After Vogue World: Hollywood’s Cleopatra Cameo, a Look at Elizabeth Taylor’s Many Onscreen Bulgari Moments

When the lights went down on Vogue World: Hollywood, the Paramount lot flickered like old film stock. Models moved through a dream sequence of cinema history, and among them—draped in emerald-eyed serpents—strode a modern incarnation of Elizabeth Taylor’s Cleopatra. She wore Bulgari’s Serpenti Dragoni jewels: a choker, necklace, bracelet, ring, and earrings in yellow and white gold, coiling with more than 18 carats of marquise and pavé-set diamonds and flashes of green emeralds. It was a vision of the screen goddess reborn, an homage to the woman who first made Bulgari’s serpents slither into popular imagination more than half a century ago. And it was only the beginning—Taylor’s long, glittering history with the Roman jeweler would play out across the silver screen for decades. Here, we look back at the films that made her Bulgari’s most dazzling muse.
Cleopatra
The story began in 1962, when Taylor arrived in Rome to film Cleopatra—the most expensive movie ever attempted and the one that would change both her life and Bulgari’s forever. Between scenes at Cinecittà Studios, she slipped into the maison’s Via Condotti boutique. “Undeniably one of the biggest advantages to filming Cleopatra in Rome was Bulgari’s shop,” she later wrote.

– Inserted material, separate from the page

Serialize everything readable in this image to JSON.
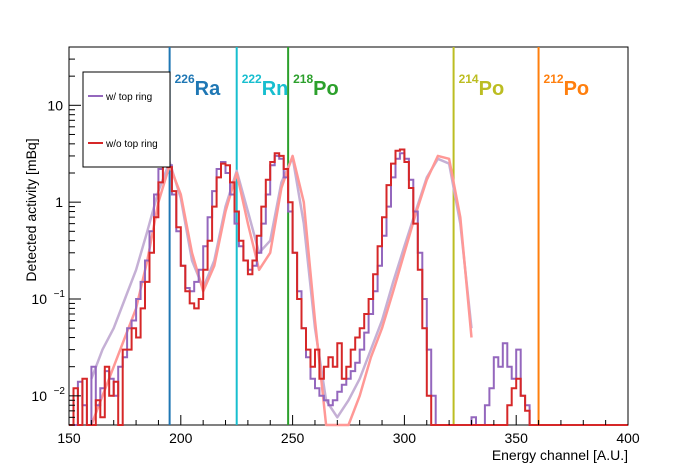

There, her then husband Eddie Fisher presented her with a lavish en tremblant brooch of emeralds and diamonds and a pair of pendant earrings—his extravagant, if futile, attempt to hold her attention. Around the same period, she acquired a Serpenti Tubogas watch, likely from Fisher, whose coiled bracelet wrapped the wrist like an asp. It was photographed off-set, gleaming against her violet eyes and Cleopatra eyeliner.

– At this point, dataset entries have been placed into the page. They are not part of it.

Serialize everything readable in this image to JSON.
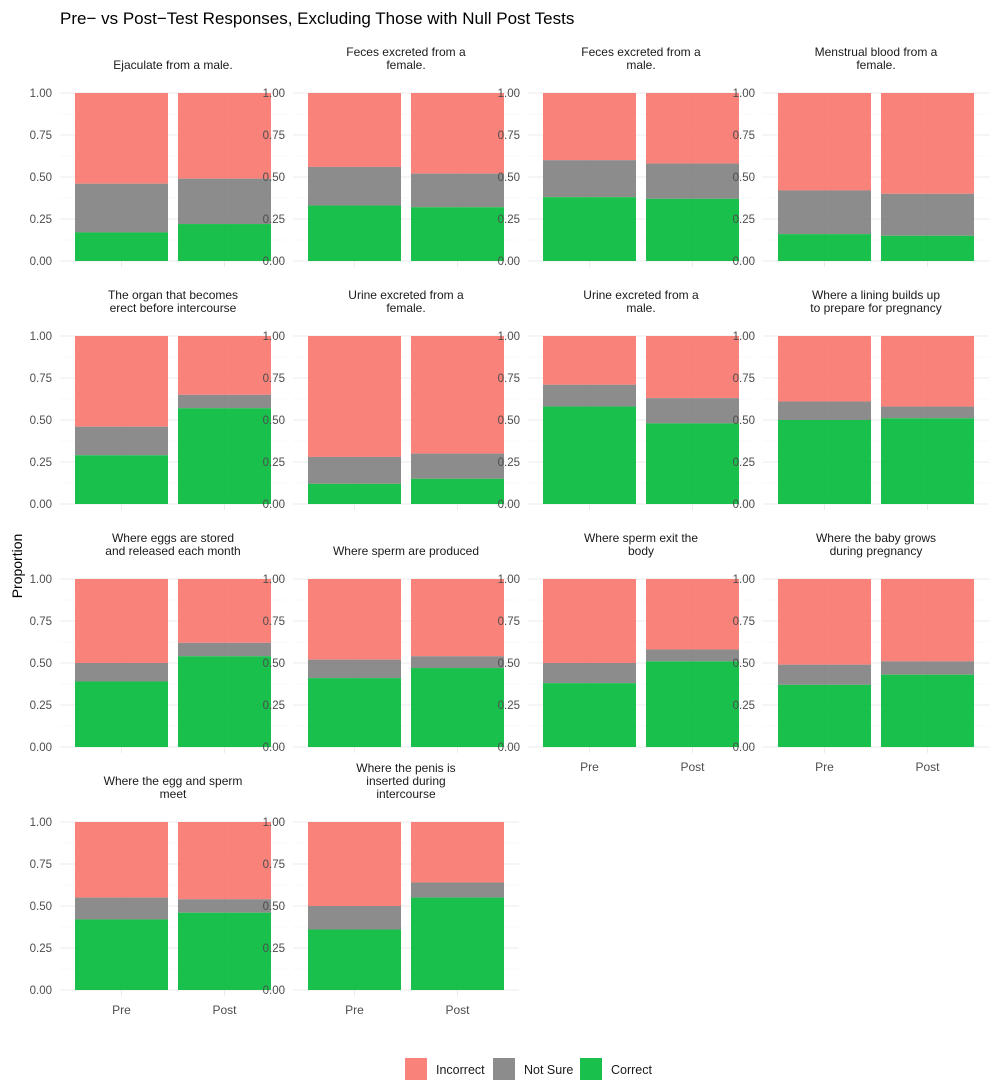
{
  "chart_data": {
    "type": "bar",
    "stacked": true,
    "title": "Pre− vs Post−Test Responses, Excluding Those with Null Post Tests",
    "ylabel": "Proportion",
    "xlabel": "",
    "ylim": [
      0,
      1
    ],
    "yticks": [
      "0.00",
      "0.25",
      "0.50",
      "0.75",
      "1.00"
    ],
    "categories": [
      "Pre",
      "Post"
    ],
    "grid": true,
    "legend_position": "bottom",
    "legend": [
      {
        "name": "Incorrect",
        "color": "#F8766D"
      },
      {
        "name": "Not Sure",
        "color": "#808080"
      },
      {
        "name": "Correct",
        "color": "#00BA38"
      }
    ],
    "panels": [
      {
        "title": [
          "Ejaculate from a male."
        ],
        "correct": [
          0.17,
          0.22
        ],
        "not_sure": [
          0.29,
          0.27
        ]
      },
      {
        "title": [
          "Feces excreted from a",
          "female."
        ],
        "correct": [
          0.33,
          0.32
        ],
        "not_sure": [
          0.23,
          0.2
        ]
      },
      {
        "title": [
          "Feces excreted from a",
          "male."
        ],
        "correct": [
          0.38,
          0.37
        ],
        "not_sure": [
          0.22,
          0.21
        ]
      },
      {
        "title": [
          "Menstrual blood from a",
          "female."
        ],
        "correct": [
          0.16,
          0.15
        ],
        "not_sure": [
          0.26,
          0.25
        ]
      },
      {
        "title": [
          "The organ that becomes",
          "erect before intercourse"
        ],
        "correct": [
          0.29,
          0.57
        ],
        "not_sure": [
          0.17,
          0.08
        ]
      },
      {
        "title": [
          "Urine excreted from a",
          "female."
        ],
        "correct": [
          0.12,
          0.15
        ],
        "not_sure": [
          0.16,
          0.15
        ]
      },
      {
        "title": [
          "Urine excreted from a",
          "male."
        ],
        "correct": [
          0.58,
          0.48
        ],
        "not_sure": [
          0.13,
          0.15
        ]
      },
      {
        "title": [
          "Where a lining builds up",
          "to prepare for pregnancy"
        ],
        "correct": [
          0.5,
          0.51
        ],
        "not_sure": [
          0.11,
          0.07
        ]
      },
      {
        "title": [
          "Where eggs are stored",
          "and released each month"
        ],
        "correct": [
          0.39,
          0.54
        ],
        "not_sure": [
          0.11,
          0.08
        ]
      },
      {
        "title": [
          "Where sperm are produced"
        ],
        "correct": [
          0.41,
          0.47
        ],
        "not_sure": [
          0.11,
          0.07
        ]
      },
      {
        "title": [
          "Where sperm exit the",
          "body"
        ],
        "correct": [
          0.38,
          0.51
        ],
        "not_sure": [
          0.12,
          0.07
        ]
      },
      {
        "title": [
          "Where the baby grows",
          "during pregnancy"
        ],
        "correct": [
          0.37,
          0.43
        ],
        "not_sure": [
          0.12,
          0.08
        ]
      },
      {
        "title": [
          "Where the egg and sperm",
          "meet"
        ],
        "correct": [
          0.42,
          0.46
        ],
        "not_sure": [
          0.13,
          0.08
        ]
      },
      {
        "title": [
          "Where the penis is",
          "inserted during",
          "intercourse"
        ],
        "correct": [
          0.36,
          0.55
        ],
        "not_sure": [
          0.14,
          0.09
        ]
      }
    ]
  }
}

Now cue here Cleopatra costar Richard Burton. Their affair began in Rome and would become one of the century’s great tabloid epics. When he sought to declare his adoration to Taylor, Burton turned—as Fisher had—to Bulgari. Gianni Bulgari himself reportedly arrived at the studio with a tray of emeralds. Taylor chose an emerald brooch surrounded by diamonds, which later became the detachable pendant of an emerald-and-diamond necklace Burton commissioned as a wedding gift. The jewels, bold and architectural, mirrored Taylor’s new Roman life—larger, freer, and unashamedly opulent.

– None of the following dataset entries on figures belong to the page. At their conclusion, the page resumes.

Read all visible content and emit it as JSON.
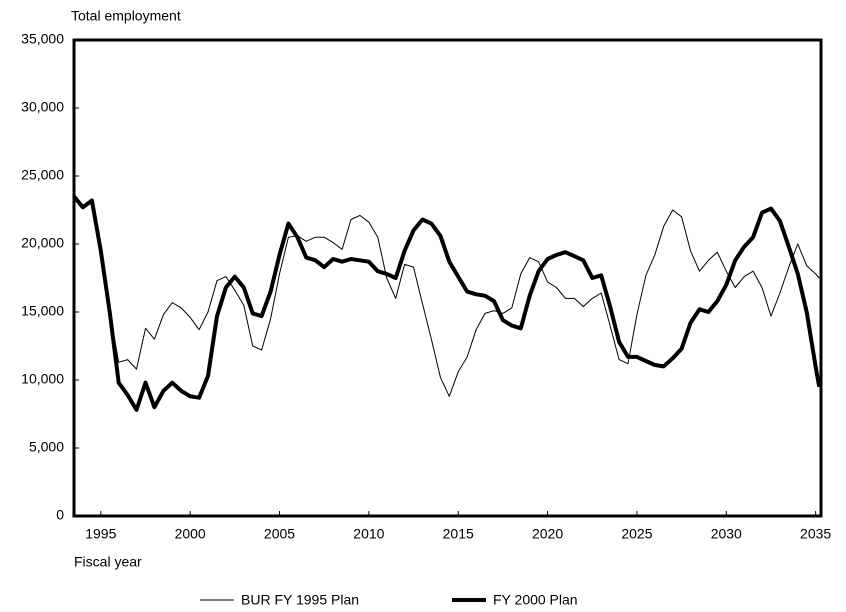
{
  "chart_data": {
    "type": "line",
    "y_axis_label": "Total employment",
    "x_axis_label": "Fiscal year",
    "x": [
      1993.5,
      1994,
      1994.5,
      1995,
      1995.5,
      1996,
      1996.5,
      1997,
      1997.5,
      1998,
      1998.5,
      1999,
      1999.5,
      2000,
      2000.5,
      2001,
      2001.5,
      2002,
      2002.5,
      2003,
      2003.5,
      2004,
      2004.5,
      2005,
      2005.5,
      2006,
      2006.5,
      2007,
      2007.5,
      2008,
      2008.5,
      2009,
      2009.5,
      2010,
      2010.5,
      2011,
      2011.5,
      2012,
      2012.5,
      2013,
      2013.5,
      2014,
      2014.5,
      2015,
      2015.5,
      2016,
      2016.5,
      2017,
      2017.5,
      2018,
      2018.5,
      2019,
      2019.5,
      2020,
      2020.5,
      2021,
      2021.5,
      2022,
      2022.5,
      2023,
      2023.5,
      2024,
      2024.5,
      2025,
      2025.5,
      2026,
      2026.5,
      2027,
      2027.5,
      2028,
      2028.5,
      2029,
      2029.5,
      2030,
      2030.5,
      2031,
      2031.5,
      2032,
      2032.5,
      2033,
      2033.5,
      2034,
      2034.5,
      2035,
      2035.2
    ],
    "series": [
      {
        "name": "BUR FY 1995 Plan",
        "color": "#000000",
        "line_width": 1,
        "values": [
          23500,
          22700,
          23200,
          19500,
          15000,
          11300,
          11500,
          10800,
          13800,
          13000,
          14800,
          15700,
          15300,
          14600,
          13700,
          15000,
          17300,
          17600,
          16600,
          15500,
          12500,
          12200,
          14500,
          17800,
          20500,
          20600,
          20200,
          20500,
          20500,
          20100,
          19600,
          21800,
          22100,
          21600,
          20500,
          17500,
          16000,
          18500,
          18300,
          15600,
          13000,
          10200,
          8800,
          10600,
          11700,
          13700,
          14900,
          15100,
          14900,
          15300,
          17800,
          19000,
          18700,
          17200,
          16800,
          16000,
          16000,
          15400,
          16000,
          16400,
          14000,
          11500,
          11200,
          14800,
          17700,
          19200,
          21300,
          22500,
          22000,
          19500,
          18000,
          18800,
          19400,
          18000,
          16800,
          17600,
          18000,
          16800,
          14700,
          16400,
          18300,
          20000,
          18400,
          17800,
          17500
        ]
      },
      {
        "name": "FY 2000 Plan",
        "color": "#000000",
        "line_width": 4,
        "values": [
          23500,
          22700,
          23200,
          19500,
          15000,
          9800,
          8900,
          7800,
          9800,
          8000,
          9200,
          9800,
          9200,
          8800,
          8700,
          10300,
          14700,
          16800,
          17600,
          16800,
          14900,
          14700,
          16500,
          19200,
          21500,
          20500,
          19000,
          18800,
          18300,
          18900,
          18700,
          18900,
          18800,
          18700,
          18000,
          17800,
          17500,
          19500,
          21000,
          21800,
          21500,
          20600,
          18700,
          17600,
          16500,
          16300,
          16200,
          15800,
          14400,
          14000,
          13800,
          16200,
          18000,
          18900,
          19200,
          19400,
          19100,
          18800,
          17500,
          17700,
          15400,
          12800,
          11700,
          11700,
          11400,
          11100,
          11000,
          11600,
          12300,
          14200,
          15200,
          15000,
          15800,
          17000,
          18800,
          19800,
          20500,
          22300,
          22600,
          21700,
          19800,
          17800,
          15000,
          11000,
          9500
        ]
      }
    ],
    "xlim": [
      1993.5,
      2035.3
    ],
    "xticks": [
      1995,
      2000,
      2005,
      2010,
      2015,
      2020,
      2025,
      2030,
      2035
    ],
    "ylim": [
      0,
      35000
    ],
    "yticks": [
      0,
      {
        "value": 5000,
        "label": "5,000"
      },
      {
        "value": 10000,
        "label": "10,000"
      },
      {
        "value": 15000,
        "label": "15,000"
      },
      {
        "value": 20000,
        "label": "20,000"
      },
      {
        "value": 25000,
        "label": "25,000"
      },
      {
        "value": 30000,
        "label": "30,000"
      },
      {
        "value": 35000,
        "label": "35,000"
      }
    ],
    "grid": false,
    "legend": "bottom"
  }
}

20th Century Fox even commissioned a Bulgari mirror for the film—a golden hand mirror studded with turquoise and shaped like an eagle—now part of the brand’s Heritage Collection. Though none of Taylor’s actual Bulgari pieces appeared onscreen—the production relied on costume jewels—Cleopatra became the offscreen origin myth of Bulgari’s modern legend. “The only word Elizabeth knows in Italian is Bulgari,” Burton once famously quipped. Her love affair with jewelry was just beginning.
The V.I.P.s
Only months after Cleopatra wrapped, Taylor reunited with Burton for The V.I.P.s (1963), a lavish Heathrow Airport–based farce that mirrored the couple’s jet-set life. Here she wore her own emerald-and-diamond brooch—the very piece Eddie Fisher had given her in 1962. Pinned into her dark hair, the jewel shimmered beneath the airport floodlights, vibrating with motion thanks to its tremblant setting.